HTML 5 and timed media
HTML 5 workHTML 5 is the next version of HTML, the markup language used on the web. Not all the details of the HTML 5 standard have been agreed, but many of the proposed changes and new features have already been implemented in existing browsers.
As part of our work on the P2P-Next project, we built a simple HTML5 demo that works in current versions of Firefox, Safari and Chrome: a sample of RAD's R&D TV with subtitles and chapter navigation. This will not work in current versions of Internet Explorer, nor earlier versions of Firefox etc.
What we built
Below we give more detail of the coding work done so far.
On a web page it is sometimes desirable to make something happen relative to the current time of a video or audio track.
For example, subtitles change as a video plays.
YouTube Annotations adds something more dynamic: speech bubbles, notes and linked areas that can be set to appear in specific locations on a video, at specific times. This enables quite complex interactivity and navigation - in YouTube's example, a video about World War I leads to other videos about individual subjects such as tanks and aircraft, with extra notes that pop up as appropriate.
There are several open technologies available, or in development, for adding timed text (subtitles), but not more complex page changes and interaction. Annodex and parts of the Axmedis project go further in developing ways to integrate timed markup for annotation and indexing with streaming media. Annodex uses the CMML markup language, which can be either incorporated with, or referenced from, a stream.
The SMIL presentation markup language provides rich features for timed interactive media, and has been in use for more than 10 years, but it still has some limitations:
- SMIL can be played in several media players, but browser support is patchy and the future of SMIL browser support is unclear
- SMIL uses a presentation paradigm, and each presentation needs to be complete in itself, whereas our 'engine' needs to be event-driven, able to cope with individual live page changes, with viewers either joining a presentation part way through 'broadcast' or viewing the entire presentation after it has been published
- existing SMIL implementations are oriented to elapsed (clock) time and user input events, rather than synchronising events with a 'time parent' such as the current time of a video2.
- build a list of page-change event objects, parsed from incoming JSON
- activate or deactivate each event, given its start and end time, relative to the current time of the event's time parent, which in our demonstrations is a video).
The HTML 5 audio and video elements remove the need for player plugins, work like any other HTML element in terms of styling and positioning, and standardise the programming interface for playback control.
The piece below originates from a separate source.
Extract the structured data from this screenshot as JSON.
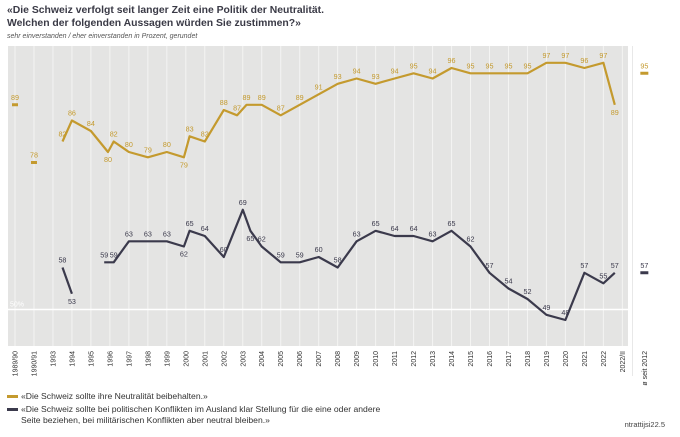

Less well known is that these elements emit a timeupdate event (at a frequency adjusted to fit available processing and memory) which removes the need to poll a player for the current time position. This makes media scripting far more efficient, since there is no need to run a loop or use setTimeout. In tests run on several machines we found that timeupdate events are emitted regularly and frequently (particularly in Firefox), whereas polling a media player for current video time is unreliable.
The HTML 5 addCueRange method will provide native support for callbacks (or events) at the start and end of a 'cue range'. However the specification is still under discussion and does not appear close to implementation.
HTML 5 video in the field
HTML 5 media elements are now supported by current versions of Firefox, Safari and Chrome.
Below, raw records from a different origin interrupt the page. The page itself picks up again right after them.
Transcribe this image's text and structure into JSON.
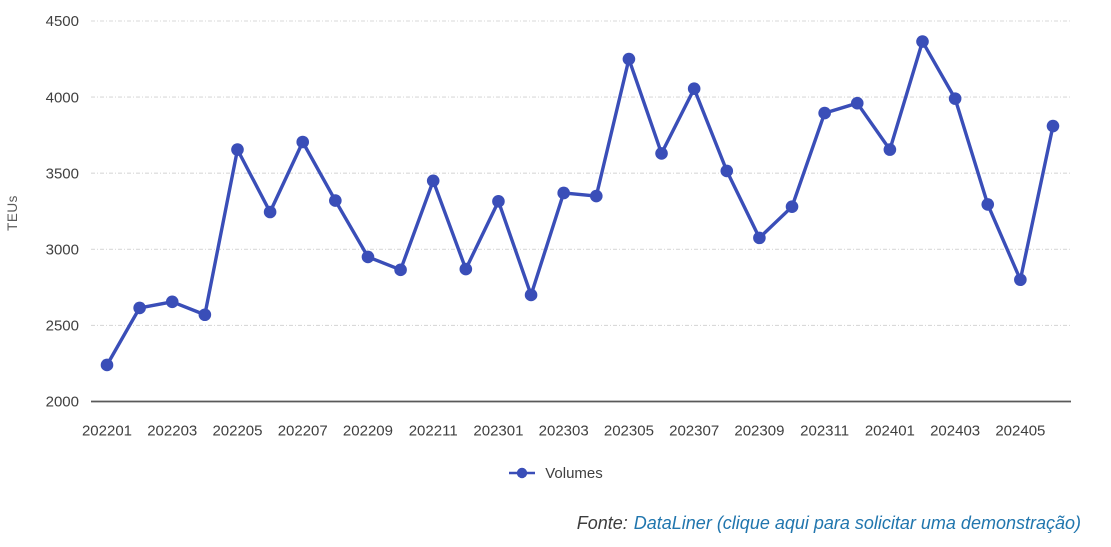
{
  "chart_data": {
    "type": "line",
    "title": "",
    "xlabel": "",
    "ylabel": "TEUs",
    "x": [
      "202201",
      "202202",
      "202203",
      "202204",
      "202205",
      "202206",
      "202207",
      "202208",
      "202209",
      "202210",
      "202211",
      "202212",
      "202301",
      "202302",
      "202303",
      "202304",
      "202305",
      "202306",
      "202307",
      "202308",
      "202309",
      "202310",
      "202311",
      "202312",
      "202401",
      "202402",
      "202403",
      "202404",
      "202405",
      "202406"
    ],
    "series": [
      {
        "name": "Volumes",
        "values": [
          2240,
          2615,
          2655,
          2570,
          3655,
          3245,
          3705,
          3320,
          2950,
          2865,
          3450,
          2870,
          3315,
          2700,
          3370,
          3350,
          4250,
          3630,
          4055,
          3515,
          3075,
          3280,
          3895,
          3960,
          3655,
          4365,
          3990,
          3295,
          2800,
          3810
        ]
      }
    ],
    "x_tick_labels": [
      "202201",
      "202203",
      "202205",
      "202207",
      "202209",
      "202211",
      "202301",
      "202303",
      "202305",
      "202307",
      "202309",
      "202311",
      "202401",
      "202403",
      "202405"
    ],
    "y_ticks": [
      2000,
      2500,
      3000,
      3500,
      4000,
      4500
    ],
    "ylim": [
      2000,
      4500
    ],
    "grid": "horizontal-dashed",
    "legend_position": "bottom-center",
    "line_color": "#3a4eb8",
    "marker": "circle"
  },
  "legend": {
    "label": "Volumes"
  },
  "footer": {
    "prefix": "Fonte:",
    "link_text": "DataLiner (clique aqui para solicitar uma demonstração)"
  },
  "colors": {
    "accent": "#3a4eb8",
    "grid": "#d9d9d9",
    "axis": "#595959",
    "tick_text": "#404040",
    "link": "#2176ae"
  }
}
However, the implementation of the video element has been dominated by the need to standardise codec support, in the same way that browsers currently support the JPEG, PNG and GIF image formats.
Google demonstrated their commitment to both the MP4 (H.264/AAC) and Ogg (Theora/Vorbis) with the HTML 5 media element at the 2009 Google I/O conference. Firefox 3.5 and Safari both support the video element, though for different codecs. Dailymotion has created a demo site with several hundred thousand videos encoded using Ogg Theora.
The biggest and least predictable change may come from technologies such as Comet or HTML 5 Web Sockets. These enable data to be 'pushed' to browsers from servers rather than vice versa. Push makes sense, in that enables updates without polling, but it challenges the HTTP request/response model used on the web and raises a number of security and editorial questions. In terms of our application, events could be pushed to the client browser as they became available. For example, a web page showing a broadcast from a live event could include live updated information about the festival or the band and song currently playing.
We've done this work in conjunction with the P2P-Next project. We're using HTML5 in the project to sync video and display extra information about the content - it's early days for us on this and there are a number of serious challenges before this becomes anything near mainstream - if ever. We hope it's a useful demo and look forward to feedback.